I am not the type of person who likes to bash people down to prove them wrong. I just like to provide information to people out there which is availabe. It is up to you as a human being to decide what you want to believe in. Before I even decided to post this I was weighing my options since I thought that I would end up getting flamed. But I guess that it ended up turning to be a good debate after all. Especiall with bballad. I really give you props you really know your stuff. In all the debates that I have had nobody has ever really brought up interesting points. They usually end up with flames or fu here and there.
But I guess that in the end none of us will give in to what we each believes in. So for that I respect all you guys who have put your thoughts and comments and have joined this debate. Each and everyday that I look at this thread it just seems like it's getting more interesting. When something gets interesting I get really intrigued.
As for you bballad all I have to say is respect which you truly have earned.
Dont worry I dont take anything as an insult. Whenever I post anything on here and you disagree please feel free to tell me ...

Albert Einsten
“Science without religion is lame; religion without science is blind.” Science, which once thought the case for higher power was closed, is now trending back toward his view.

Bballad the human larynx is low in the neck, a long air column lies above the vocal cords. This is important for making vowel sounds. Apes cannot make clear vowel sounds, because they lack this long air column. The back of the human tongue, extending deep into the neck, modulates the air flow to help produce consonant sounds. Apes have flat, horizontal tongues, incapable of making consonant sounds.

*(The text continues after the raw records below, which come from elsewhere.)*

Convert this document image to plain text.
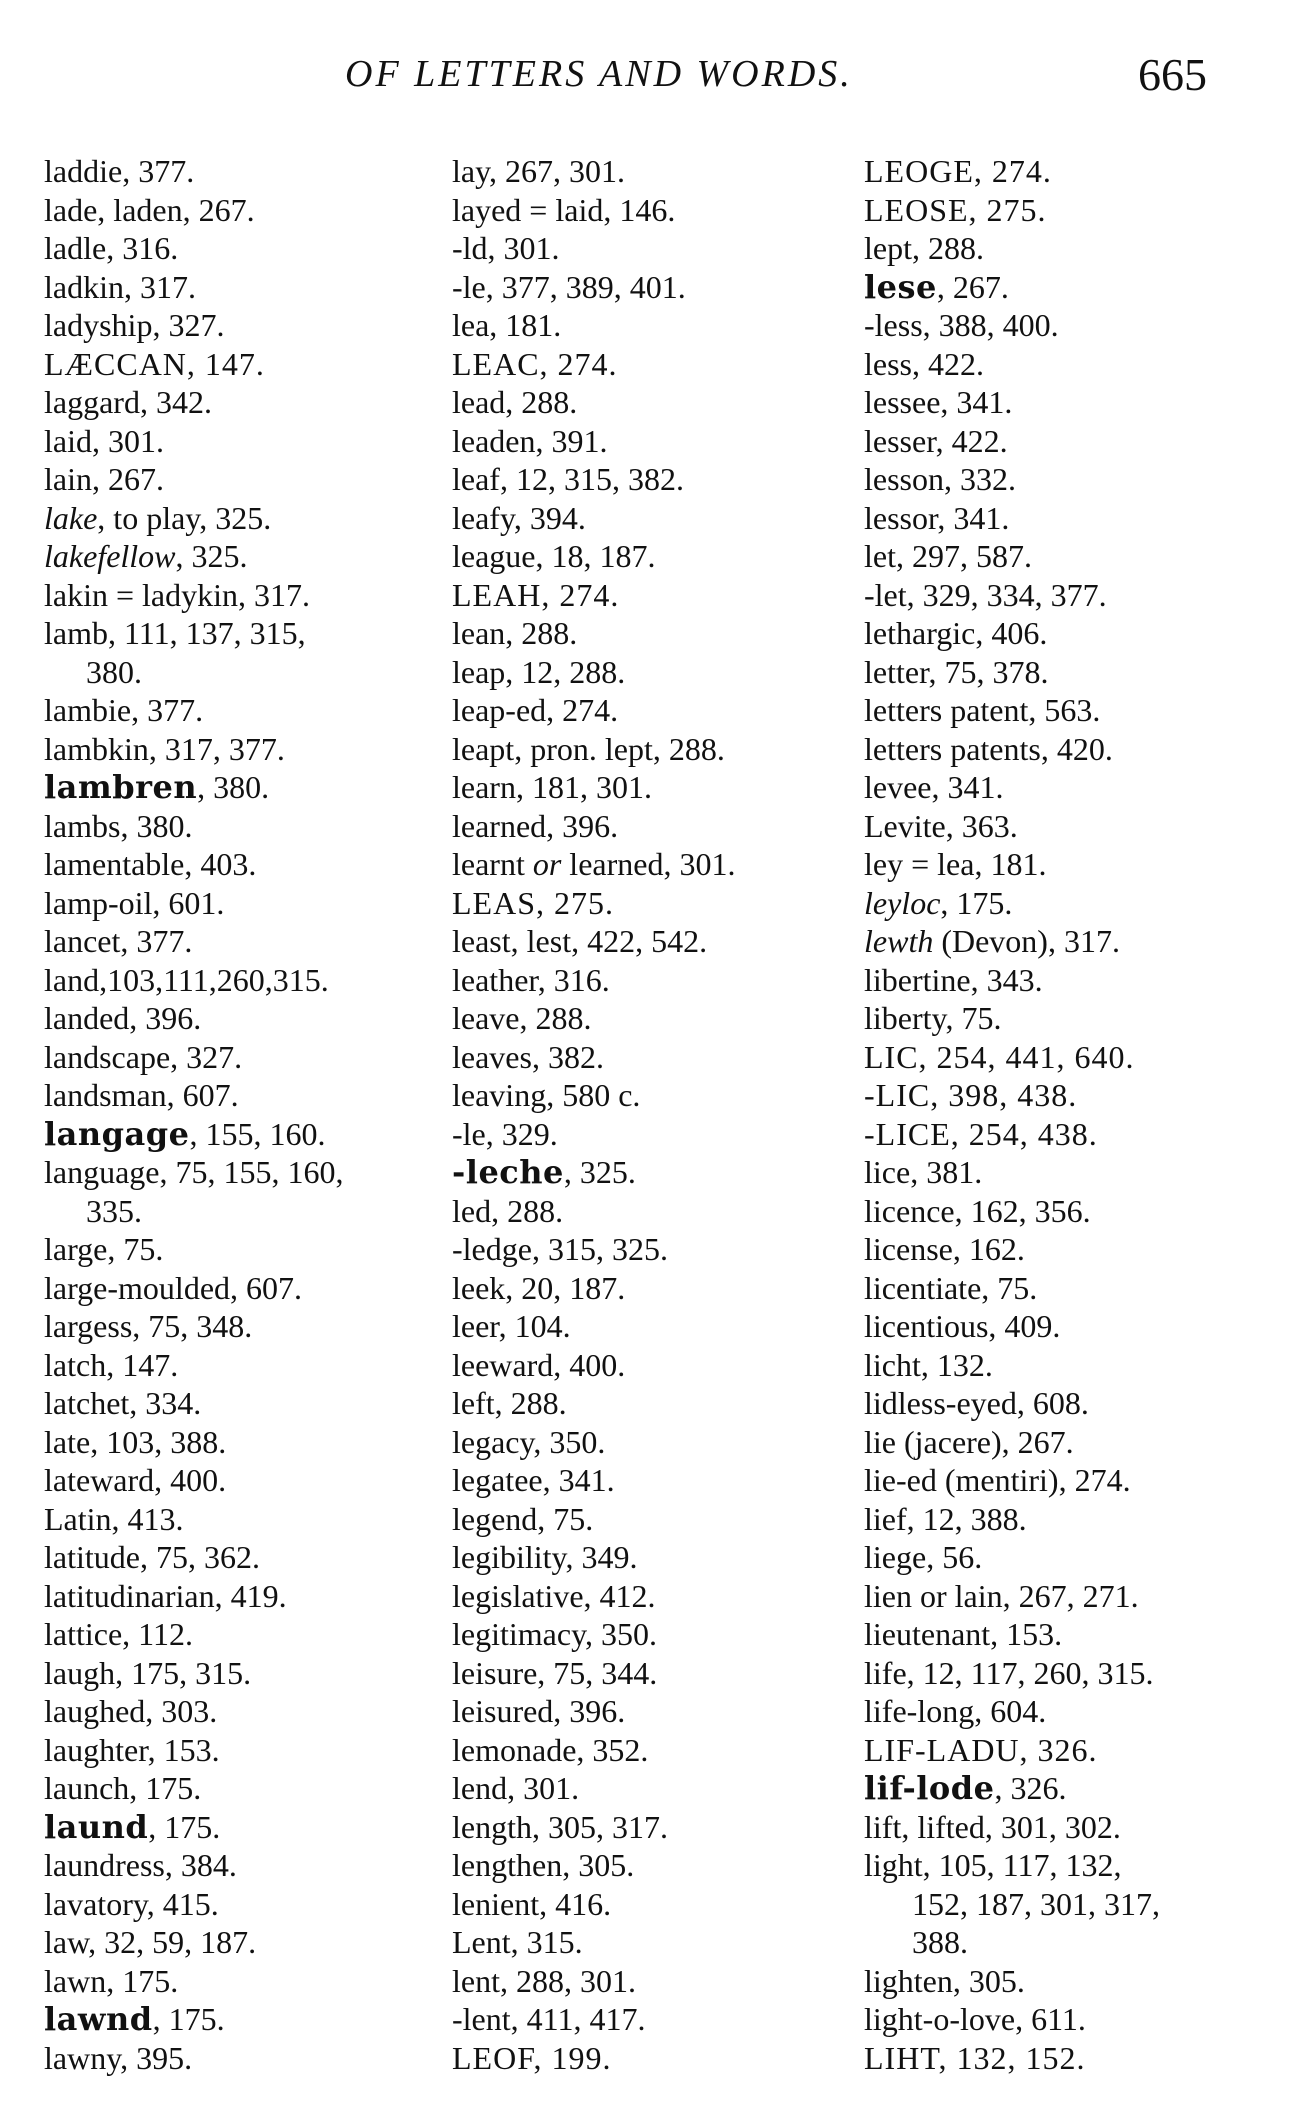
OF LETTERS AND WORDS.	665
laddie, 377.
lade, laden, 267.
ladle, 316.
ladkin, 317.
ladyship, 327.
LÆCCAN, 147.
laggard, 342.
laid, 301.
lain, 267.
lake, to play, 325.
lakefellow, 325.
lakin = ladykin, 317.
lamb, 111, 137, 315,
380.
lambie, 377.
lambkin, 317, 377.
lambren, 380.
lambs, 380.
lamentable, 403.
lamp-oil, 601.
lancet, 377.
land,103,111,260,315.
landed, 396.
landscape, 327.
landsman, 607.
langage, 155, 160.
language, 75, 155, 160,
335.
large, 75.
large-moulded, 607.
largess, 75, 348.
latch, 147.
latchet, 334.
late, 103, 388.
lateward, 400.
Latin, 413.
latitude, 75, 362.
latitudinarian, 419.
lattice, 112.
laugh, 175, 315.
laughed, 303.
laughter, 153.
launch, 175.
laund, 175.
laundress, 384.
lavatory, 415.
law, 32, 59, 187.
lawn, 175.
lawnd, 175.
lawny, 395.
lay, 267, 301.
layed = laid, 146.
-ld, 301.
-le, 377, 389, 401.
lea, 181.
LEAC, 274.
lead, 288.
leaden, 391.
leaf, 12, 315, 382.
leafy, 394.
league, 18, 187.
LEAH, 274.
lean, 288.
leap, 12, 288.
leap-ed, 274.
leapt, pron. lept, 288.
learn, 181, 301.
learned, 396.
learnt or learned, 301.
LEAS, 275.
least, lest, 422, 542.
leather, 316.
leave, 288.
leaves, 382.
leaving, 580 c.
-le, 329.
-leche, 325.
led, 288.
-ledge, 315, 325.
leek, 20, 187.
leer, 104.
leeward, 400.
left, 288.
legacy, 350.
legatee, 341.
legend, 75.
legibility, 349.
legislative, 412.
legitimacy, 350.
leisure, 75, 344.
leisured, 396.
lemonade, 352.
lend, 301.
length, 305, 317.
lengthen, 305.
lenient, 416.
Lent, 315.
lent, 288, 301.
-lent, 411, 417.
LEOF, 199.
LEOGE, 274.
LEOSE, 275.
lept, 288.
lese, 267.
-less, 388, 400.
less, 422.
lessee, 341.
lesser, 422.
lesson, 332.
lessor, 341.
let, 297, 587.
-let, 329, 334, 377.
lethargic, 406.
letter, 75, 378.
letters patent, 563.
letters patents, 420.
levee, 341.
Levite, 363.
ley = lea, 181.
leyloc, 175.
lewth (Devon), 317.
libertine, 343.
liberty, 75.
LIC, 254, 441, 640.
-LIC, 398, 438.
-LICE, 254, 438.
lice, 381.
licence, 162, 356.
license, 162.
licentiate, 75.
licentious, 409.
licht, 132.
lidless-eyed, 608.
lie (jacere), 267.
lie-ed (mentiri), 274.
lief, 12, 388.
liege, 56.
lien or lain, 267, 271.
lieutenant, 153.
life, 12, 117, 260, 315.
life-long, 604.
LIF-LADU, 326.
lif-lode, 326.
lift, lifted, 301, 302.
light, 105, 117, 132,
152, 187, 301, 317,
388.
lighten, 305.
light-o-love, 611.
LIHT, 132, 152.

Even if an ape could evolve all the physical equipment for speech, that equipment would be useless without a “prewired” brain for learning language skills, especially grammar and vocabulary.

Also children as young as seven months can understand and learn grammatical rules Furthermore, studies of 36 documented cases of children raised without human contact (feral children) suggest that language is learned only from other humans; humans do not automatically speak. If this is so, the first humans must have been endowed with a language ability. There is no evidence language evolved.

Nonhumans communicate, but not with language. True language requires both vocabulary and grammar. With great effort, human trainers have taught some chimpanzees and gorillas to recognize a few hundred spoken words, to point to up to 200 symbols, and to make limited hand signs. These impressive feats are sometimes exaggerated by editing the animals’ successes on film. (Some early demonstrations were flawed by the trainer’s hidden promptings.)

Wild apes have not demonstrated these vocabulary skills, and trained apes do not pass their vocabulary on to others. When a trained animal dies, so does the trainer’s investment. Also, trained apes have essentially no grammatical ability. Only with grammar can a few words express many ideas. No known evidence shows that language exists or evolves in nonhumans, but all known human groups have language.

Furthermore, only humans have different modes of language: speaking/hearing, writing/reading, signing, touch (as with braille), and tapping (as with Morse Code or tap-codes used by isolated prisoners). When one mode is prevented, as with the loss of hearing, others can be used,such as sign language. Different languages, such as English, Spanish, or Chinese, provide other alternatives.

If language evolved, the earliest languages should be the simplest. On the contrary, language studies show that the more ancient the language (for example: Latin, 200 B.C.; Greek, 800 B.C.; and Vedic Sanskrit, 1500 B.C.), the more complex it is with respect to syntax, case, gender, mood, voice, tense, and verb form. The best evidence indicates that languages devolve; that is, they become simpler instead of more complex. Most linguists reject the idea that simple languages evolve into complex languages.